Its worth pointing out again, Cameron achieved an amazing result in 2010, even if he didn't get the Conservative party across that majority winning line. Blair on the other hand literally just had to nip over the line and start piling up a majority in 1997, so many of those Labour MP's who finally lost their seats only did so back in 2010.
But from 1997 until 2010, the Conservatives were sitting with less than 200 MP's, their numbers have only swelled into a majority over the last five years. Do you think for a minute that this large number of new Conservative MP's lack a survival instinct which will very much rely on them being able to select the strongest two contenders to put forward to their party membership as a Leader and PM who will then appeal to the same electorate that voted into a majority Government?

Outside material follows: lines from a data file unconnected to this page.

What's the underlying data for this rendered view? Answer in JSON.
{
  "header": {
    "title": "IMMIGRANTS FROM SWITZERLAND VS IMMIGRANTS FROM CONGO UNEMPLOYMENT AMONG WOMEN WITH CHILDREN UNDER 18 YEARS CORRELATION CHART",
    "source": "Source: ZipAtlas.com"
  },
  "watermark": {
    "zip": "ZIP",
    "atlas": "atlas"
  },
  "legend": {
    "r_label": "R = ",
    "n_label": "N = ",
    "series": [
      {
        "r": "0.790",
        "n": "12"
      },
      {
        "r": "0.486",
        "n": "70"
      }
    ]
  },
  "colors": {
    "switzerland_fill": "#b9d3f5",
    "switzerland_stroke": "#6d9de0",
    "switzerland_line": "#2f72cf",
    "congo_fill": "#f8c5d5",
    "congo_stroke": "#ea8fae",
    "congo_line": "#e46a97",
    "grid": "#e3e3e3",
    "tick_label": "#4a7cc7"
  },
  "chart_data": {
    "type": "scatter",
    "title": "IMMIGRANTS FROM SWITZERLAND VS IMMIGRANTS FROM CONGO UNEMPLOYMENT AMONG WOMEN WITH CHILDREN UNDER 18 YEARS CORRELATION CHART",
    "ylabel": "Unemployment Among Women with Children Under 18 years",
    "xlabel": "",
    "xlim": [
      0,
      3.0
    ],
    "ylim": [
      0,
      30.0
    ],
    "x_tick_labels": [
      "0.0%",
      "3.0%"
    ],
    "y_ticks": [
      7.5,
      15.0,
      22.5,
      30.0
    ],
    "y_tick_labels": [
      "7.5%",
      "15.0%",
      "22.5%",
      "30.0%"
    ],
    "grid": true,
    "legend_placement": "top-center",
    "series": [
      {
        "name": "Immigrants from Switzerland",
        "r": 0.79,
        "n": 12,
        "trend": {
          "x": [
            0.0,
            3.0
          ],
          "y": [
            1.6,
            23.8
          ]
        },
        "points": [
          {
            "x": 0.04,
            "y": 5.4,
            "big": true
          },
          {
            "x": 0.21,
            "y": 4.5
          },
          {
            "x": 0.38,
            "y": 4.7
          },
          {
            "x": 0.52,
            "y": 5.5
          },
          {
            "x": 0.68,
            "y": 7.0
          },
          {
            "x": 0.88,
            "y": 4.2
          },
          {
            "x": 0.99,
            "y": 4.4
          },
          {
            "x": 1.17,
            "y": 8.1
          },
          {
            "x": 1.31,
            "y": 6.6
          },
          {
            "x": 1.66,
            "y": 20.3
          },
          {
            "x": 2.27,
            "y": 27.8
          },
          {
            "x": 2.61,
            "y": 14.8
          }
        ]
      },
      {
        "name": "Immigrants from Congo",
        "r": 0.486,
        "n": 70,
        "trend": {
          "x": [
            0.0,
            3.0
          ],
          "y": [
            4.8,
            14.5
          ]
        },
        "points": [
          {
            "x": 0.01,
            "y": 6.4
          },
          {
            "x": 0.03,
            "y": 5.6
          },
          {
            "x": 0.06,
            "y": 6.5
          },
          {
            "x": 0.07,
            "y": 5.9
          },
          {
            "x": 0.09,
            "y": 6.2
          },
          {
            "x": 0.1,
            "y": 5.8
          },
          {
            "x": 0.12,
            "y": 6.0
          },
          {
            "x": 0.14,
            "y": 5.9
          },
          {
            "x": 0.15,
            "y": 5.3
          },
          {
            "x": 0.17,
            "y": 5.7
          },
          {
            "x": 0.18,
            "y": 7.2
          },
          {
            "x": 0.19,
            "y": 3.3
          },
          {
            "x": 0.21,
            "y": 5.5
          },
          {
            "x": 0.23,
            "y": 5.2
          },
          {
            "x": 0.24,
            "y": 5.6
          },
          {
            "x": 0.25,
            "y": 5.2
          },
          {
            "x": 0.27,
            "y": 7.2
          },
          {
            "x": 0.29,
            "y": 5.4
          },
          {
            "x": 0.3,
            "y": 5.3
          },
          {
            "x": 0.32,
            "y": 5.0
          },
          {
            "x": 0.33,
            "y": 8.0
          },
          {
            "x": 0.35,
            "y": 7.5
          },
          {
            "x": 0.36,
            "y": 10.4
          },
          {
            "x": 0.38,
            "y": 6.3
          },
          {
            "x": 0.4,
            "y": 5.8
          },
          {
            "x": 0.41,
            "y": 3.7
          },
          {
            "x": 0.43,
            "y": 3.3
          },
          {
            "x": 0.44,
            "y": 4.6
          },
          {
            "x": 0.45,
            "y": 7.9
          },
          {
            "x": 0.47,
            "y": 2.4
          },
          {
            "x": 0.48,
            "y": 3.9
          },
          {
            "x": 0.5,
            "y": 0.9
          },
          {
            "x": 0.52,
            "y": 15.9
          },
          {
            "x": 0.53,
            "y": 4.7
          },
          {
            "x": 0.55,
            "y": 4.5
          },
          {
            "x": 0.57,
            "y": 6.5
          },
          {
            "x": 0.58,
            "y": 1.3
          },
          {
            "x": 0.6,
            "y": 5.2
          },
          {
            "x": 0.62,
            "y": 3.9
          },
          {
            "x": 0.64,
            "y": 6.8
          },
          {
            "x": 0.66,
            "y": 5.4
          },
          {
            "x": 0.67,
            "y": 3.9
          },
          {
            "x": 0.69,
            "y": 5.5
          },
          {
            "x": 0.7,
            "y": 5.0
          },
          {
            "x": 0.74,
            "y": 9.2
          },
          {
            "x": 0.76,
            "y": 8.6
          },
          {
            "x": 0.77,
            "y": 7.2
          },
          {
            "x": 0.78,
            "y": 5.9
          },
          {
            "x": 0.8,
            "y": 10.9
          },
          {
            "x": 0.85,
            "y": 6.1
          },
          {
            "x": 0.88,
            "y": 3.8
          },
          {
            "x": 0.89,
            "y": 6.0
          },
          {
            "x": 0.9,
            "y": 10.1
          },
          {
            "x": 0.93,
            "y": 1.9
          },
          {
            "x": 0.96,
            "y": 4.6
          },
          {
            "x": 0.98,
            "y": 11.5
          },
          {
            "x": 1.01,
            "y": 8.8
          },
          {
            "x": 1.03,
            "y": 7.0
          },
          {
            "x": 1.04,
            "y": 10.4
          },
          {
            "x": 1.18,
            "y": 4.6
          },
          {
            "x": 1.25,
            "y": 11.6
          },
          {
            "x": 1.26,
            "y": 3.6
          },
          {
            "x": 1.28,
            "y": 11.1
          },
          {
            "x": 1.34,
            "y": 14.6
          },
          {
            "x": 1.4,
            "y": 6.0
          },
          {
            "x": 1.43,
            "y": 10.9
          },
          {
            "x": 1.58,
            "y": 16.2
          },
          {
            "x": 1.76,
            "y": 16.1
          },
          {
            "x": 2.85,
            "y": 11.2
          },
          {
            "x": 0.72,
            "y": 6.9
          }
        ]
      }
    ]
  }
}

While Gordon Brown spent the last few years of Blair's Premiership systematically trying to oust him from Office while briefing against and destroying any other Labour politicians Leadership ambitions so he in could become the only viable contender. Don't then go onto make the mistake of assuming that the Conservatives plan to do the same during this Parliament before Cameron stands down. If anything, expect Cameron to try to deliver a stable Government and a healthy economic legacy while he presides over a Leadership contest that could see an other new but fresh candidate emerging from within Government rather than opposition, but a candidate that is not only the Conservatives first choice, but also the public's first pick as well. There is still far too many within the Labour party and the Unions who still don't recognise just what a big political hole they have dug themselves over the last five years.
The ultimate example of this is Gordon Brown, the most useless Prime Minister for decades, who spent years knifing his own leader, but, once elected, had not the slightest idea what to do with the office he'd schemed to get. I well remember the bewildered tone of some of his MPs who pointed that out at the time.
Ed Miliband, too, never gave the impression that he knew what he wanted to do with power once he got it. Fortunately, he turned out to be just as useless at acquiring power as he was at exercising it (and I have some personal knowledge of his ability at the latter, having worked with DECC during the dying days of the Brown government).
It was best summed after her resignation up in a cartoon of Heseltine standing triumphant before the door to number 10 oblivious to an apoplectic Colonel swinging down on him Tarzan like, wielding his walking stick and intent on a brutal, violent and fatal revenge.
But she was mad by then, no doubt about it.
Tories ahead among Hindus and Sikhs.
Christian: 56% Labour, 31% Conservative
Muslim: 64% Labour, 25% Conservative
Hindu: 41% Labour, 49% Conservative
Sikh (based on a small sample): 41% Labour, 49% Conservative
http://www.telegraph.co.uk/finance/economics/11626969/Greece-to-miss-IMF-payments-amid-fears-of-catastrophic-eurozone-rupture.html
These people are going to be so disappointed when the EU finds yet another way of kicking the can down the road.